Обе ежедневные русские газеты, "Возрождение" и "Последние новости", были переполнены сообщениями об этом событии. Поддерживавшее Кутепова "Возрождение" требовало от властей немедленно произвести обыски в советском полпредстве на рю де Гренель. Неописуемое волнение охватило чинов РОВСа. Они были готовы двинуться на рю де Гренель, чтобы разгромить полпредство. Но начальство, возложив надежды на французское правительство, приказало воздержаться от самочинных выступлений.

Возмущаясь разбоем советской агентуры в Париже, французские газеты требовали от правительства принятия крайних мер. Обращаясь к премьер-министру, Андре Пиеронно писал в "Эко де Пари": "Интересы и честь страны требуют от Тардье, чтобы он порвал с советской властью". Эмиль Дюре в "Ордр" призывал: "Андре Тардье, порвите с Довгалевским!" В "Либерте" Камиль Эмар писал: "Нужно изгнать разбойников из норы. Нужно произвести в ней обыск. Пусть власти действуют немедленно".

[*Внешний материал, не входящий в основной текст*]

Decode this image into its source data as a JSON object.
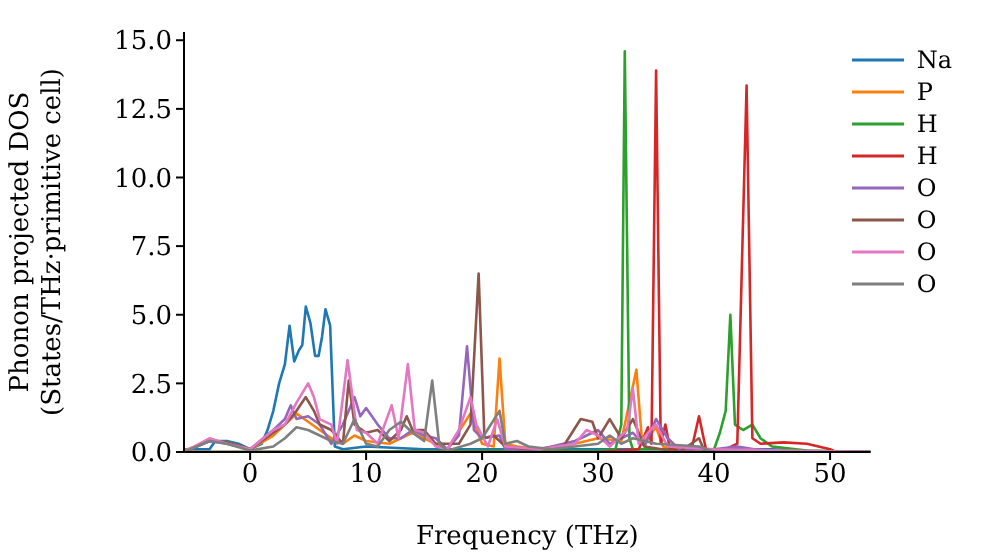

В палате депутатов представители правых и умеренных партий были глубоко возмущены деяниями ОГПУ и требовали разрыва отношений с СССР. Депутат от Парижа Луи Дюма внес запрос министру внутренних дел. Он требовал обеспечения свободы и безопасности иностранцам, нашедшим политическое убежище на французской земле.

Но в понимании премьера Андре Тардье высшие интересы Франции нуждались в обратном - сохранении и укреплении отношений с СССР. Лишь для видимости и успокоения взволнованной общественности на словах были приняты меры к розыску виновников похищения. Официальное расследование было поручено Фо-Па-Биде, комиссару по особым делам префектуры полиции.

Борис Прянишников вспоминал:

"В горестные дни исчезновения любимого мужа Лидию Давыдовну Кутепову почти ежедневно навещала Надежда Плевицкая. Приходила к ней, чтобы поплакать вместе. Чтобы облегчить горе. И узнать, нет ли чего-либо нового, ей и ее мужу интересно. Бывал и Скоблин.

Они утешали Кутепову и говорили, что ее муж жив.

- Как, где он, что с ним? - со слезами на глазах спрашивала Кутепова.

- Я видела сон, ему хорошо. Я верю снам, они сбываются. Вы еще встретитесь с ним, - ласково и участливо утешала Плевицкая. Близкие к Лидии Давыдовне люди восхищались чутким и отзывчивым сердцем Надежды Васильевны".